Âdetlere göre kim, köyün merkezinde, en işlek yol üzerinde bulunur. Buraya diğer bir deyişle aksakallıların toplandığı yer adı da verilir. Köye ve köy sakinlerine ait bütün meseleler burada hallolunur. Önemli kararlar burada alınır. Şenlikler, bayramlar, yas merasimleri, düşünce alışverişleri, diğer toplantılar burada gerçekleştirilir. Ailevi geçimsizliklerden, komşular arası anlaşmazlıklardan, kuşaklar arası çatışmalardan dolayı baş veren bütün hadiseler burada görüşülür.

Kime hayırlı işleriyle köyde nam salmış en saygın ve en sözü geçer kişi başkanlık eder. O, aksakallıların arasından seçilir. Bu kimse, orada toplananların sözlerini sabırla dinleyip son sözü söylemek yetkisine sahiptir. Bir vakitler kimin kararları herkesi bağlardı ve herkes buna boyun eğmek zorundaydı. Kim, kadıların ve hâkimlerin kararlarını bile yok saymak gücüne sahipti.

Kadim zamanlarda kimin kararı ile kanlı muharebelerin önü alınırdı. Köy önderleri Sovyetler Birliği dönemi öncesinde kenthudalar, Sovyetler Birliği sonrası kolxoz başkanları veya sovhoz yöneticileri köyün geçimi, yolların inşası, toprakların paylaştırılması gibi önemli işleri, aksakalların önüne kimde çıkarır, bu konular kimde müzakere edilerek karara bağlanırdı.

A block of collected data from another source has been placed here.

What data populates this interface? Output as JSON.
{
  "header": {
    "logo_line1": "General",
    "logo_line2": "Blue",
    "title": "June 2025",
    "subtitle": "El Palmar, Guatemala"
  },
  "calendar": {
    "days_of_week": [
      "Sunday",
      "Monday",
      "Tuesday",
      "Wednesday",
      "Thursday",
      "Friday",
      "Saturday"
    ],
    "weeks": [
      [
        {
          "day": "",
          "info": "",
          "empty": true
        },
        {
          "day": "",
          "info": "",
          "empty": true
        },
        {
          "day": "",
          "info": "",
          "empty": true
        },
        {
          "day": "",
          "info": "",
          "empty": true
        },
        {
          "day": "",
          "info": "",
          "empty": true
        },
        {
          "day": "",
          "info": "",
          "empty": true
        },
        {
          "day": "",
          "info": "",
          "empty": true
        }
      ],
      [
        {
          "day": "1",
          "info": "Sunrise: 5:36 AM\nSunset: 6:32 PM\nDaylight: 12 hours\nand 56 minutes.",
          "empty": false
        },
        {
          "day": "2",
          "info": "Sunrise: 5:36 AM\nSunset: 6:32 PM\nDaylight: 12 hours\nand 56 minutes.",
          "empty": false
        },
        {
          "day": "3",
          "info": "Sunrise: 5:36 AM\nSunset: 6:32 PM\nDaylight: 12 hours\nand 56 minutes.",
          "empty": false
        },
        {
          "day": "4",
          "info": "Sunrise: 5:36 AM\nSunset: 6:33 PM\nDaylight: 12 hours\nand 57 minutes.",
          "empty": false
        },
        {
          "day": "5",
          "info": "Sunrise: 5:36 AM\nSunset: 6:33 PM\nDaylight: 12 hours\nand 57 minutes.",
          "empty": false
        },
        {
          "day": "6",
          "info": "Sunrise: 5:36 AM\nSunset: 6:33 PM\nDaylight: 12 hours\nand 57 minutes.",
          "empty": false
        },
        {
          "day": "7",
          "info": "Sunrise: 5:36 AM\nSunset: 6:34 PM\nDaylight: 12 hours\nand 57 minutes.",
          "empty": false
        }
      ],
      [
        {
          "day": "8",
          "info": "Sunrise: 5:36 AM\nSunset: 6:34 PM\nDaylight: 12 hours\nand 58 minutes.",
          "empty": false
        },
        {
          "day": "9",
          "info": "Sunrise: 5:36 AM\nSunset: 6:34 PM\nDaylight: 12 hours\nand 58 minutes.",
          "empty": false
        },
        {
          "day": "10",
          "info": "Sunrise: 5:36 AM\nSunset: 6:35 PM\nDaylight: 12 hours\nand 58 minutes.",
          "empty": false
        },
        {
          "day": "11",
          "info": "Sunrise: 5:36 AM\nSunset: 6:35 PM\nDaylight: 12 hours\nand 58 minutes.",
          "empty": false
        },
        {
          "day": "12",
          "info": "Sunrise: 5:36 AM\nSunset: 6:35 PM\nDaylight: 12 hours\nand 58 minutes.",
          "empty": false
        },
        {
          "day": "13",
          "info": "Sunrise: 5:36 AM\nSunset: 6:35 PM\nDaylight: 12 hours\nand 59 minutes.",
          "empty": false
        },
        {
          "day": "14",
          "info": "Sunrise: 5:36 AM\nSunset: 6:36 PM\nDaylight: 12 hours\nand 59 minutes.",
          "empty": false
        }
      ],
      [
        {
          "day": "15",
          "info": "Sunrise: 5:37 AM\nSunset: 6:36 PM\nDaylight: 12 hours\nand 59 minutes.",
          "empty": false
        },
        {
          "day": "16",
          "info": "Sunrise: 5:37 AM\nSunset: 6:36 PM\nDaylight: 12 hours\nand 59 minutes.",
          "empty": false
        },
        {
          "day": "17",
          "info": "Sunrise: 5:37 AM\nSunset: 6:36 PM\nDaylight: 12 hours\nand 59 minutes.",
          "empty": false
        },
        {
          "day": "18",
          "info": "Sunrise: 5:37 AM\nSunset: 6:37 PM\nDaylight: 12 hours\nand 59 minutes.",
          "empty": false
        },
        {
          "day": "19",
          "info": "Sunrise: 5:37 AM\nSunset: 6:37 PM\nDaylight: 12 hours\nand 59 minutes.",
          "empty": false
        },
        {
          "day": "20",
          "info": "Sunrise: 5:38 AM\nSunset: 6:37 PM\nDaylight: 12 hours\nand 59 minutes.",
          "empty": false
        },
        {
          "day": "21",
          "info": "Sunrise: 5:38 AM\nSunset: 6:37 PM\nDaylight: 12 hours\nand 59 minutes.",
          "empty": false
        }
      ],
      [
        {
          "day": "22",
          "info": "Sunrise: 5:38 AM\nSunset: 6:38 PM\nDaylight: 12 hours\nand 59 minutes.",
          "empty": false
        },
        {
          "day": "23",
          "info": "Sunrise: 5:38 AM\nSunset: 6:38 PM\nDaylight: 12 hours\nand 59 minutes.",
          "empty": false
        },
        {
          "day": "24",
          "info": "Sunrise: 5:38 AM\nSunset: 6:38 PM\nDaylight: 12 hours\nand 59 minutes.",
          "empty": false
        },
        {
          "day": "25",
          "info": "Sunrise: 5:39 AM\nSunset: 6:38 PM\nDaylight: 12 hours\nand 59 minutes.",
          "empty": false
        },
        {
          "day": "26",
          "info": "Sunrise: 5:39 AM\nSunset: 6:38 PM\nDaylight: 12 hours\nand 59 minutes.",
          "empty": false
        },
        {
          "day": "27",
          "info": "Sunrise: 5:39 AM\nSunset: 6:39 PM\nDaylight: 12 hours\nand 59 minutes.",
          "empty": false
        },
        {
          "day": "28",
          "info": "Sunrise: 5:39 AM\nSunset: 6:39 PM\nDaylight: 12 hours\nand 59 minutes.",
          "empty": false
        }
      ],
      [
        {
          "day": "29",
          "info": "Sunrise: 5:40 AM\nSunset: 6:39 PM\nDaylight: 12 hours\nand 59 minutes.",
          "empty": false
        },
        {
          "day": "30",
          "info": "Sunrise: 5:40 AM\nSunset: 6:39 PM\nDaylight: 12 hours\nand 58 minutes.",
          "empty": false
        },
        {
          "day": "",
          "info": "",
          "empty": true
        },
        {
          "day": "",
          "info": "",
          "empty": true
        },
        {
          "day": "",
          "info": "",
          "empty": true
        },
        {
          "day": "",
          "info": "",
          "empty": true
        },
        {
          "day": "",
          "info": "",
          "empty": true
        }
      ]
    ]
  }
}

Kim, köy ahalisinin ahlak okulu, eğitim merkezi idi. Günümüzde kimlerin işlevleri eskisine göre zayıflamış da olsa Lezgi köylerini onlarsız düşünmek mümkün değil.

MEL

Lezgiler arasında yer etmiş âdetlerden biri de meldir. Bu sözün anlamı gönüllü imececiliktir. Mel, Lezgilerin çalışma hayatı ile alakalı en coşkun âdetlerden ve ilginç şenliklerden birisidir. Dayanışma, dostluk, kardeşlik, birlik ilişkileri temelinde yükselen, insanları yakınlaştıran, yardımlaşmayı yaygınlaştıran bu şenlik, yılın belirli dönemlerinde gerçekleştirilir.

Ev inşa etmek isteyen ailenin işini kolaylaştırmak maksadıyla kerpiç doğramayı, dam örtmeyi, duvar sıvamayı kent sakinleri üstlenir. Mel, aynı zamanda köprü dikme, yabani ot temizliği, koyun kırkımı, yün tarama, bağ dikme gibi işlerde de görülür.

Davul, zurnanın devreye girmesi melin coşkusunu artırır. İş birliği yapılarak güç işlerin üstesinden gelinmesi olan mel, Lezgiler arasında saygın bir yer tutar. Melin olmazsa olmazı çalgıcıların katılımıdır. Sabah erkenden çalınan ekünar (sabah) havası bu haberi köye duyurur. Sonra muştucular ev ev dolaşıp haberi iletirler.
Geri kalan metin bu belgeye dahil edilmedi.